Cut to 1975, when he and fellow newspaperman Siskel headlined "Sneak Previews" (later "At the Movies") and brought their populist but highly informative/entertaining brand of criticism to the masses.

Their show arrived at exactly the moment Hollywood was making the transition from auteur-driven (but not terribly profitable) sixties and early seventies to the auteur-meets-blockbuster paradigm (Spielberg/Lucas) of the 70s and 80s. Spielberg, Lucas, later James Cameron, Peter Jackson and others offered an artistry of mass appeal that had a working with relationship with entertainment corporations.

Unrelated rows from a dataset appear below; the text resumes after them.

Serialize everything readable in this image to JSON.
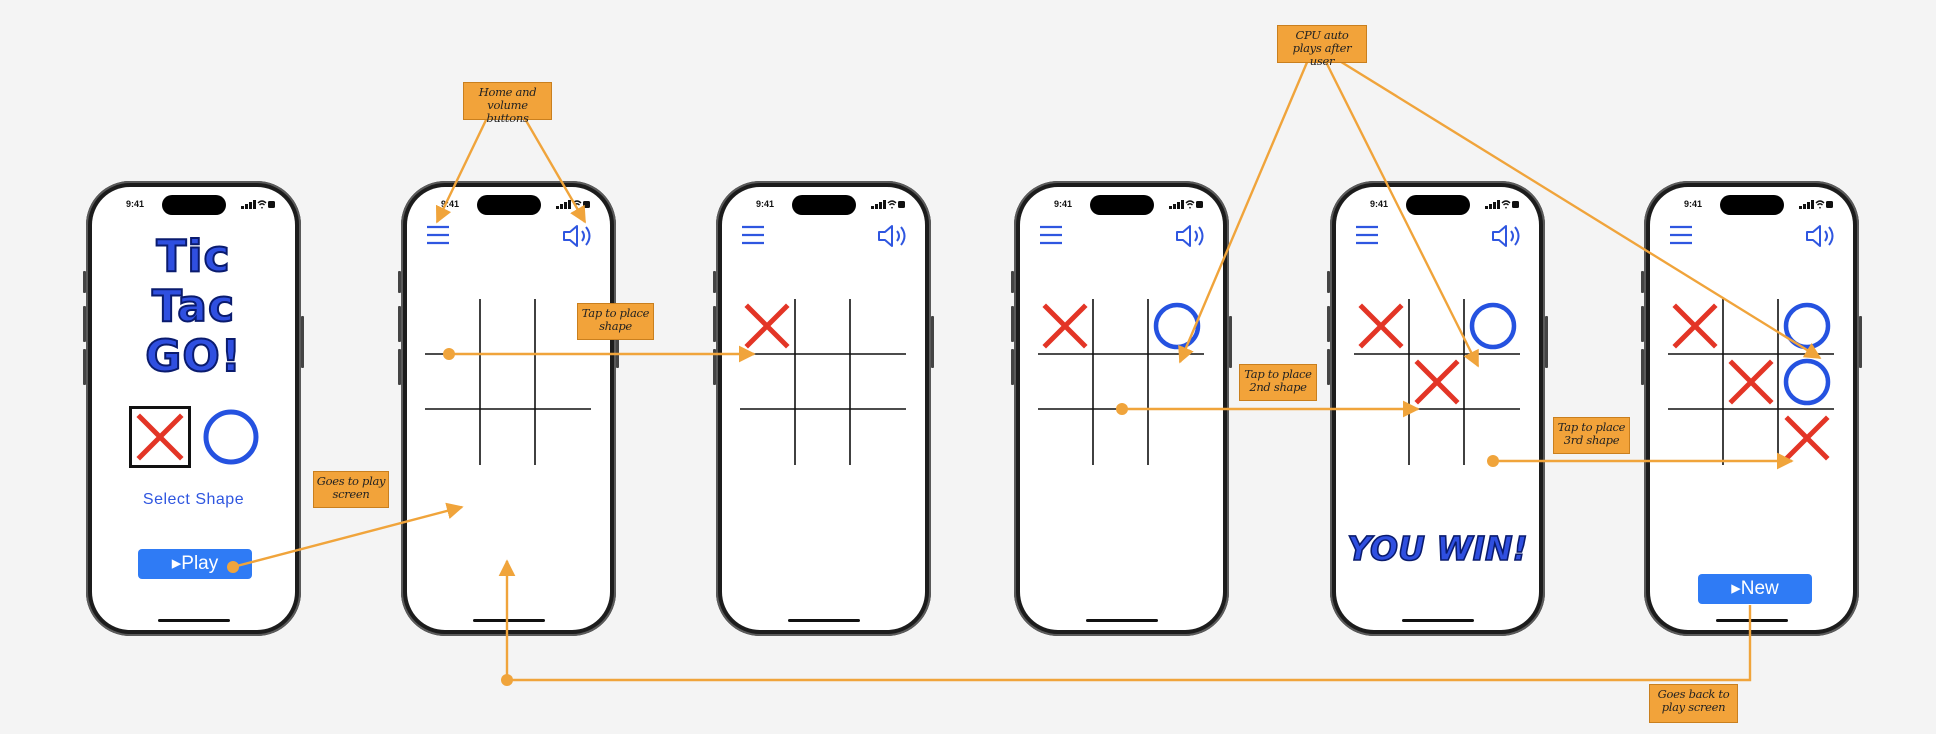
{
  "status_time": "9:41",
  "colors": {
    "accent": "#2f56e0",
    "x_mark": "#e33526",
    "o_mark": "#2552e0",
    "note": "#f2a33a",
    "connector": "#f0a43b",
    "button": "#2f7bf5"
  },
  "screens": [
    {
      "id": "start",
      "title_lines": [
        "Tic",
        "Tac",
        "GO!"
      ],
      "select_label": "Select Shape",
      "play_label": "▸Play"
    },
    {
      "id": "empty-board",
      "board": [
        "",
        "",
        "",
        "",
        "",
        "",
        "",
        "",
        ""
      ]
    },
    {
      "id": "first-move",
      "board": [
        "X",
        "",
        "",
        "",
        "",
        "",
        "",
        "",
        ""
      ]
    },
    {
      "id": "cpu-reply",
      "board": [
        "X",
        "",
        "O",
        "",
        "",
        "",
        "",
        "",
        ""
      ]
    },
    {
      "id": "win",
      "board": [
        "X",
        "",
        "O",
        "",
        "X",
        "",
        "",
        "",
        ""
      ],
      "win_text": "YOU WIN!"
    },
    {
      "id": "final",
      "board": [
        "X",
        "",
        "O",
        "",
        "X",
        "O",
        "",
        "",
        "X"
      ],
      "new_label": "▸New"
    }
  ],
  "icons": {
    "menu": "hamburger-menu-icon",
    "volume": "speaker-volume-icon"
  },
  "annotations": {
    "home_volume": "Home and volume buttons",
    "cpu": "CPU auto plays after user",
    "tap1": "Tap to place shape",
    "tap2": "Tap to place 2nd shape",
    "tap3": "Tap to place 3rd shape",
    "goes_play": "Goes to play screen",
    "goes_back": "Goes back to play screen"
  }
}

What these corporations needed, whether the industry knew it or not, was exactly what Siskel and Ebert provided – digestible, accessible criticism that made movies feel substantial, and came, if you were lucky, with an ad-ready recommendation:

Two Thumbs Up.

Sure, the two gave out their share of pans, but this was a match made in marketing heaven (Disney thought so, and bought the show). And of course, Siskel and Ebert was a TV pairing made in heaven. Tall and thin, short and round, each complementing the other. Siskel looked at movies through story, character, performance, and understood the movie in emotional terms. Ebert was better at the conceptual, better at connecting with the idea of the movie as the work of the director. No wonder directors loved Ebert – he was a booster, calling attention to overlooked movies, helping careers (I remember seeking out Carl Franklin's "One False Move" at Ebert's urging).

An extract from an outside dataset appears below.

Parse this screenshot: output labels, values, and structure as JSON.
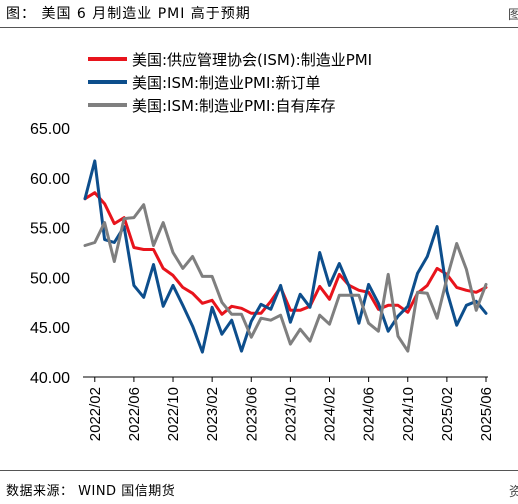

And Ebert was an optimist. He was always excited about movies. Never mind that his excitement was often at odds with the appalling reality of Hollywood product. Ebert was more in love with the possibility of film, not it's shoddy present tense.

His show outlived the Siskel/Ebert partnership, but no imitator, no re-pairing of Ebert with another critic ever yielded the same result.

No matter – the show's impact on culture was already ingrained. Its legacy: that movies matter, they can be great, transformative works of art. Worth the expense of a ticket, the trip to the theater. Worth checking out again on DVD, surely, or even mobile, but when the two men talked of saving the aisle seats, there were reinforcing the primacy of the theater-going experience.

Ebert understood the connection between movie and audience. Movies matter, and YOU matter. It's a partnership. That's why he was so comfortable with the democracy of internet opinion, welcomed it, waded right into it. He survived the transition to digital, and so, against all odds, have movies.

I've seen some carping that Ebert lacked the aesthetic of a great critic like Pauline Kael. Not sure I agree, but in any case, who needs an aesthetic when you have a TV show?

And worries about an aesthetic on deadline? Roger was a newspaperman, and a great one. May he rest in peace.